For the quarter ending February 28, 2025, Applied Digital posted revenue of $52.9 million, a 22% increase year-over-year but still below analysts’ consensus estimate of $64.5 million, marking an 18% miss. As a result, the company’s stock dropped by as much as 30%, trading around $3.90 per share in the early hours of the session.
Despite the revenue miss, the company managed to report a non-GAAP net loss of $0.08 per share, beating analysts’ expectations of a $0.10 loss. However, adjusted EBITDA came in at $10 million, falling short of the anticipated $16.9 million by 41%, indicating ongoing pressure on margins despite continued investments in infrastructure.
A key contributor to the disappointing results was the company’s Cloud Services unit, which saw a sharp 36% sequential decline in revenue, dropping from $27.7 million in the previous quarter to $17.8 million. This decline was attributed to the company’s transition from single-tenant contracts to a multi-tenant, on-demand GPU model, a move that encountered technical challenges.

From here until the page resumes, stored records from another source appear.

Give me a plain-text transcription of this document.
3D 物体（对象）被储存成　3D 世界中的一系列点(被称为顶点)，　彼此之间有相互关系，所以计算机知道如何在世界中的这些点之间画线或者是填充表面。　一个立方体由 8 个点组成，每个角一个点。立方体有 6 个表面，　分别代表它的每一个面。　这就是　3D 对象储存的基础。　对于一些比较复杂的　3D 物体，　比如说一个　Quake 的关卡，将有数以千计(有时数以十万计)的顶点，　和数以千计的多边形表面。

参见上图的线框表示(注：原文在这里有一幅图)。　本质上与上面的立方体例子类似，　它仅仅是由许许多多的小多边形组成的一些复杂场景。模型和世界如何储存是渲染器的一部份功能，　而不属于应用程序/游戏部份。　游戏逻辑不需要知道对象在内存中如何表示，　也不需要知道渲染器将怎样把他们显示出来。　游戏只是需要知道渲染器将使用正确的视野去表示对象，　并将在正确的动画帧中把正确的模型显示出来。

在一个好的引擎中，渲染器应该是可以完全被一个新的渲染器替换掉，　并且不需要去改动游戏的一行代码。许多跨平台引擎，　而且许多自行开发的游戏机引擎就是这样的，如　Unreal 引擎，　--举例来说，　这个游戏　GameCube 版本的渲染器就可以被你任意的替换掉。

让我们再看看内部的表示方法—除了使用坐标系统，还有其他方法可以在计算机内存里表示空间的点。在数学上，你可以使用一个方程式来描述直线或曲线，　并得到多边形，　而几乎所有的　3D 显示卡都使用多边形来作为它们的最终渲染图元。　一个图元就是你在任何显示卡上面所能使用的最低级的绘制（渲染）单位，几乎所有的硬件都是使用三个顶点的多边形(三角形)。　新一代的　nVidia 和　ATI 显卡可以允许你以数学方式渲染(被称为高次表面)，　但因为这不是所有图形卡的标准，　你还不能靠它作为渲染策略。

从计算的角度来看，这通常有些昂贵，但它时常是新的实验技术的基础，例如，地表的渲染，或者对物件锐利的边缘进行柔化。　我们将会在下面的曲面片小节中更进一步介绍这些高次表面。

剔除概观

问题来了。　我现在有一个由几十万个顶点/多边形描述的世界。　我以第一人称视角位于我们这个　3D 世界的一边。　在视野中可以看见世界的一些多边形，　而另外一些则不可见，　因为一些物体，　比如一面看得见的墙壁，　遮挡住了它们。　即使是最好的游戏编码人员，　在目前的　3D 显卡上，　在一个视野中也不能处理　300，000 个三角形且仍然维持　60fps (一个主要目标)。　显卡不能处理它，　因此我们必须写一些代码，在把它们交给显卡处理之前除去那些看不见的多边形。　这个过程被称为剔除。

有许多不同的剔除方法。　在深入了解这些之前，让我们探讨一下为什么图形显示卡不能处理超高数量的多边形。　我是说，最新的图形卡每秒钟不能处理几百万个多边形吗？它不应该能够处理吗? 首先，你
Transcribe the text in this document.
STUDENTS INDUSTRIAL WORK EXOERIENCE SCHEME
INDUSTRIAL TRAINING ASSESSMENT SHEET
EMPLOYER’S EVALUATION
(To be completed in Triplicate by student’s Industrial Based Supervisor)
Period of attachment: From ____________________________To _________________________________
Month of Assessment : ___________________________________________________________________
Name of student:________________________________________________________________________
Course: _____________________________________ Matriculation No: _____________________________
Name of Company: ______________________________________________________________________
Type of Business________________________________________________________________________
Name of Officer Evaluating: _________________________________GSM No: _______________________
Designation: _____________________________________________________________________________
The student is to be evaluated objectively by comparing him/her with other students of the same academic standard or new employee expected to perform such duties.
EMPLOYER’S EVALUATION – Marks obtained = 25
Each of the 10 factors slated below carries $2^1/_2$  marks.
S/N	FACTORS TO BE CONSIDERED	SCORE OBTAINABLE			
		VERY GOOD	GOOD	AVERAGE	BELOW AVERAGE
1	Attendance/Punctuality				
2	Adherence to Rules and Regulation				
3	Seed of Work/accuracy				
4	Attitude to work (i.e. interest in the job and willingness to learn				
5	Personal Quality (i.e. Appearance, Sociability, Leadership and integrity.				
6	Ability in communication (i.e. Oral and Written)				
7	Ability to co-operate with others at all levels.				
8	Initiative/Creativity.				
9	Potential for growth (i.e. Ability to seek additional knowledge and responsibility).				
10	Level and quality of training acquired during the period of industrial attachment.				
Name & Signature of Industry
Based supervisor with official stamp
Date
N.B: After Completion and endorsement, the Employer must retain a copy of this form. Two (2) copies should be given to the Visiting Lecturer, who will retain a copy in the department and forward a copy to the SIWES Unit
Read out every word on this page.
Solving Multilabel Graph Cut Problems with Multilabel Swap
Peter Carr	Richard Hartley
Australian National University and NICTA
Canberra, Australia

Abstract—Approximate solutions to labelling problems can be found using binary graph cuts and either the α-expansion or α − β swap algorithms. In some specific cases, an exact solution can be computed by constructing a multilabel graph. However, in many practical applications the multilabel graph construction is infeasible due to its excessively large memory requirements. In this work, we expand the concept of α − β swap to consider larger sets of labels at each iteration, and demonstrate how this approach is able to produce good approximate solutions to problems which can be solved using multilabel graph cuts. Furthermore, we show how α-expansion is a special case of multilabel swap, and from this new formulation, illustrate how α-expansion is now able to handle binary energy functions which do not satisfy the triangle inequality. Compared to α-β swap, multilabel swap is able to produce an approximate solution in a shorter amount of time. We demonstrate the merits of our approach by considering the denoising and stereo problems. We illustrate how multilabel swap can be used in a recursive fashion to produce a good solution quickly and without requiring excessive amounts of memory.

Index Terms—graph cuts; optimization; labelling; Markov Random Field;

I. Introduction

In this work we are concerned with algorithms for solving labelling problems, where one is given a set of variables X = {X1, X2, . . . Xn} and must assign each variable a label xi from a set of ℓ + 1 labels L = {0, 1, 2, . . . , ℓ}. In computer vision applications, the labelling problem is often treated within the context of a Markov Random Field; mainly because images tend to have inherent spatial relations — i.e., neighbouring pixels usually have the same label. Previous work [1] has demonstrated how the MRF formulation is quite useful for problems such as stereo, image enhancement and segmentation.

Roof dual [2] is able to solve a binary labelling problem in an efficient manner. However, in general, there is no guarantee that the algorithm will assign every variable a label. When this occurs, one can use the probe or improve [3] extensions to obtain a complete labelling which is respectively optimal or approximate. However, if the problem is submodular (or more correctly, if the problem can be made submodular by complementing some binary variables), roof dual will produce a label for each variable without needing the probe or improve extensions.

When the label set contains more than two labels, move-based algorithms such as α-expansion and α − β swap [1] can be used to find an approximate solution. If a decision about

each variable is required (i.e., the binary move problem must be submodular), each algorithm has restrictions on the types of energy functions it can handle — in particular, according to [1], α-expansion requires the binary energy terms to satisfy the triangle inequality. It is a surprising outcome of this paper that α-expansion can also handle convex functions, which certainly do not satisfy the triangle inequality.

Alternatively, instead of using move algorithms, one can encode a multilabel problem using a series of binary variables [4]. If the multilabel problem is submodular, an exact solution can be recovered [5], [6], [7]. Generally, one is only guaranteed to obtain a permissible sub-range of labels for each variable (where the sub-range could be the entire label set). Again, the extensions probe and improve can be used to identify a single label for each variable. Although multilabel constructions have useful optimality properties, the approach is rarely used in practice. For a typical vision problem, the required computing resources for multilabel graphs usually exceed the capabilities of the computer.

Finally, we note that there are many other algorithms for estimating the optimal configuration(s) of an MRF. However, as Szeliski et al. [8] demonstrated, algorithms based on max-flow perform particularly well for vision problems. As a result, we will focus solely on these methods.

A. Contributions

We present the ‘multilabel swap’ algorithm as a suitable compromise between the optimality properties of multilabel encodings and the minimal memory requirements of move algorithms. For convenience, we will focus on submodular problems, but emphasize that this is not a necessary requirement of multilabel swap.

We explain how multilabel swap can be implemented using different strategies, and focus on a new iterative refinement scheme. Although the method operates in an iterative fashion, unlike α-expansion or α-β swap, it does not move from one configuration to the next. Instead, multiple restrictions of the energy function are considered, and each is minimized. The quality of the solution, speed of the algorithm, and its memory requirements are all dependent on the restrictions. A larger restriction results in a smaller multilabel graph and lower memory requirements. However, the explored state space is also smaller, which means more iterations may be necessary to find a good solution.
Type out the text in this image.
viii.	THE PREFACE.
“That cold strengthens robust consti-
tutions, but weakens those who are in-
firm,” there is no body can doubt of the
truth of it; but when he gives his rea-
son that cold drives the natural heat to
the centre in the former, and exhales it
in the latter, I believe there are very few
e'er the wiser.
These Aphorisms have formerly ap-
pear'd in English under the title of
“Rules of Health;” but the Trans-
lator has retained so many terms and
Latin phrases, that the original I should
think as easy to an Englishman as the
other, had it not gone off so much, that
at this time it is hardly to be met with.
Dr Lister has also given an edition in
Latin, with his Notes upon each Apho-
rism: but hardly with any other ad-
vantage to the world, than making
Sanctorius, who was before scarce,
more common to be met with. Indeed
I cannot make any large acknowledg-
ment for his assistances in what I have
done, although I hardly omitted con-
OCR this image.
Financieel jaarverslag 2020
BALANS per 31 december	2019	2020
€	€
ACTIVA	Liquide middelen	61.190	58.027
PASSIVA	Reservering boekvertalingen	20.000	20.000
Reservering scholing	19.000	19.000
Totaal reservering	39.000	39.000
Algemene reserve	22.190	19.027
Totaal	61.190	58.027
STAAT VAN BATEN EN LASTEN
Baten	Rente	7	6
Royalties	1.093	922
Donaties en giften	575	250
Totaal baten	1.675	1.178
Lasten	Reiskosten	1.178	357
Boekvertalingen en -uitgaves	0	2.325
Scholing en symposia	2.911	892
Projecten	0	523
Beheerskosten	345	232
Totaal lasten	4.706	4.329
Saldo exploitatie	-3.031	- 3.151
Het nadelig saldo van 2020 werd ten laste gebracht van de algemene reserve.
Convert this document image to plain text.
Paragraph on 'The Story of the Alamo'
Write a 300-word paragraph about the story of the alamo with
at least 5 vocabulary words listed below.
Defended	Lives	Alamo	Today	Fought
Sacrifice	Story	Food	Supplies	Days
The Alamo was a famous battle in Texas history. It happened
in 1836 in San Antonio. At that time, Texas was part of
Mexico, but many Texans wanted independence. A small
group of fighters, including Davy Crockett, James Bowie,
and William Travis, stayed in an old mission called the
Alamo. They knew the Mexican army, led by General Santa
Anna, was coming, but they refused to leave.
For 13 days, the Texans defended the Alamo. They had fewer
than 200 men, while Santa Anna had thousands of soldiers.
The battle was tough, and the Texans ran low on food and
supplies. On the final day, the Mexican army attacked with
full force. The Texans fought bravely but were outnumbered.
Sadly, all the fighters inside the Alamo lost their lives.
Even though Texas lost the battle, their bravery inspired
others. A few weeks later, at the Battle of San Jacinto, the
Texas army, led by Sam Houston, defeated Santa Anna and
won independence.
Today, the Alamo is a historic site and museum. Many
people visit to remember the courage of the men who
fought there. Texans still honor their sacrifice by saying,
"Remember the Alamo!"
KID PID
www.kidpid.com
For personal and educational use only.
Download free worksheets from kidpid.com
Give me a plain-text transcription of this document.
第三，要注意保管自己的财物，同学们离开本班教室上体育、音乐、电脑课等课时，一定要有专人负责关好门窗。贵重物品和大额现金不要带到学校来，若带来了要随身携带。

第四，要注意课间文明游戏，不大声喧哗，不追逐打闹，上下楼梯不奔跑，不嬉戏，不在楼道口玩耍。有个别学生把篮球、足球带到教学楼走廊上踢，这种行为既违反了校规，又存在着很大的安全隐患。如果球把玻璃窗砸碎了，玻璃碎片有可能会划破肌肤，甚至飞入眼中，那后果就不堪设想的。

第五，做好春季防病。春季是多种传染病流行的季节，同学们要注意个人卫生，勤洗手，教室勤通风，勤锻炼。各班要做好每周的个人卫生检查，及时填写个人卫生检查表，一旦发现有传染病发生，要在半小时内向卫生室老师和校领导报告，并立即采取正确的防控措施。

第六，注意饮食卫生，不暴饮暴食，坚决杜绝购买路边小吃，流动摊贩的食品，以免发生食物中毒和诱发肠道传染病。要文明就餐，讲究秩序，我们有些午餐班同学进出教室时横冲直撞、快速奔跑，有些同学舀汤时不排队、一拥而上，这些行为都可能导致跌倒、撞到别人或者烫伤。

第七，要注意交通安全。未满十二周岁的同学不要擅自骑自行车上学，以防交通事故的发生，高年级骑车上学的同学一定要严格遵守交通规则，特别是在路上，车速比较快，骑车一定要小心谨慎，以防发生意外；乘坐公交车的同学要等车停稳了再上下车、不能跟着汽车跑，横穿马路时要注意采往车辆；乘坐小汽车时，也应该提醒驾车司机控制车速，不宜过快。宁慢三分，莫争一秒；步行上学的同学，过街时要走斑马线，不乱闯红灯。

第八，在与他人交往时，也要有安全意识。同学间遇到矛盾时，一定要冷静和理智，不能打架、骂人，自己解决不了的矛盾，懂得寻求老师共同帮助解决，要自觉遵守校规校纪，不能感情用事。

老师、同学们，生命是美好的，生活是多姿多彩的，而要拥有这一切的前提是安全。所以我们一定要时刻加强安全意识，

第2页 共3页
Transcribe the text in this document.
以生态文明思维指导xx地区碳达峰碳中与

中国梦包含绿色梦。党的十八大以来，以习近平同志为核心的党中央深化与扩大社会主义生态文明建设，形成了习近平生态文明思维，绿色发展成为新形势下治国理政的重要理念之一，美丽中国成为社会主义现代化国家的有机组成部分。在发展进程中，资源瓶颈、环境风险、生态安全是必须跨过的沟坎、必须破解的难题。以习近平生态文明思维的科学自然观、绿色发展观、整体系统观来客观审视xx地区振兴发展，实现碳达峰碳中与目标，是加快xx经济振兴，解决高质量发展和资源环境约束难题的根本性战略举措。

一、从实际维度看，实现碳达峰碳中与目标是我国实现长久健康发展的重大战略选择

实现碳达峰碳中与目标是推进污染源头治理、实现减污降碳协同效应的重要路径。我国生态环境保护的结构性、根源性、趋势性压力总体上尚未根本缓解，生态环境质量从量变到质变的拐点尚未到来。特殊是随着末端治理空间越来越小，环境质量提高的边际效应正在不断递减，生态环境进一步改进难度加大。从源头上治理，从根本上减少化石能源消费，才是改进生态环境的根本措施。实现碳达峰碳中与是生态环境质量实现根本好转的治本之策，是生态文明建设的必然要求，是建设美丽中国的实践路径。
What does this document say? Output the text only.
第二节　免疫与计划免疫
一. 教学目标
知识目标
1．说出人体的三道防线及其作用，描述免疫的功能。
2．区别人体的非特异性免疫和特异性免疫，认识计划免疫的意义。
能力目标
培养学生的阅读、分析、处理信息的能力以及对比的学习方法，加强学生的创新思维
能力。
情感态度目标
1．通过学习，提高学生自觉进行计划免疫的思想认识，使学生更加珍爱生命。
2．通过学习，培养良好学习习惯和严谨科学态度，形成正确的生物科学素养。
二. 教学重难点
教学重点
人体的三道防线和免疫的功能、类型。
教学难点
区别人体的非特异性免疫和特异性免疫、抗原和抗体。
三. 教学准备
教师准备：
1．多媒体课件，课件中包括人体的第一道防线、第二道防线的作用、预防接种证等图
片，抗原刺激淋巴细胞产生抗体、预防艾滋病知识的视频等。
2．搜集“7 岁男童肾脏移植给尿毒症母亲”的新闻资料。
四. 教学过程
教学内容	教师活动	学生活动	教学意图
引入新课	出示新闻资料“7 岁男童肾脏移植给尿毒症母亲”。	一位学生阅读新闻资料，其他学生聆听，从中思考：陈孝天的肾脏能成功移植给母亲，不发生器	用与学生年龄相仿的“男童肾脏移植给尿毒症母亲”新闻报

In response to these setbacks, Applied Digital’s board of directors approved a plan on April 10 to sell the Cloud Services business. The sale is part of the company’s strategy to refocus on its core HPC data center operations and to explore the possibility of positioning itself as a real estate investment trust (REIT) in the future.
“We believe that spinning off the Cloud Services business will enable us to better align with our long-term strategy and create more value for our shareholders,” said CEO Wes Cummins during the company’s earnings call.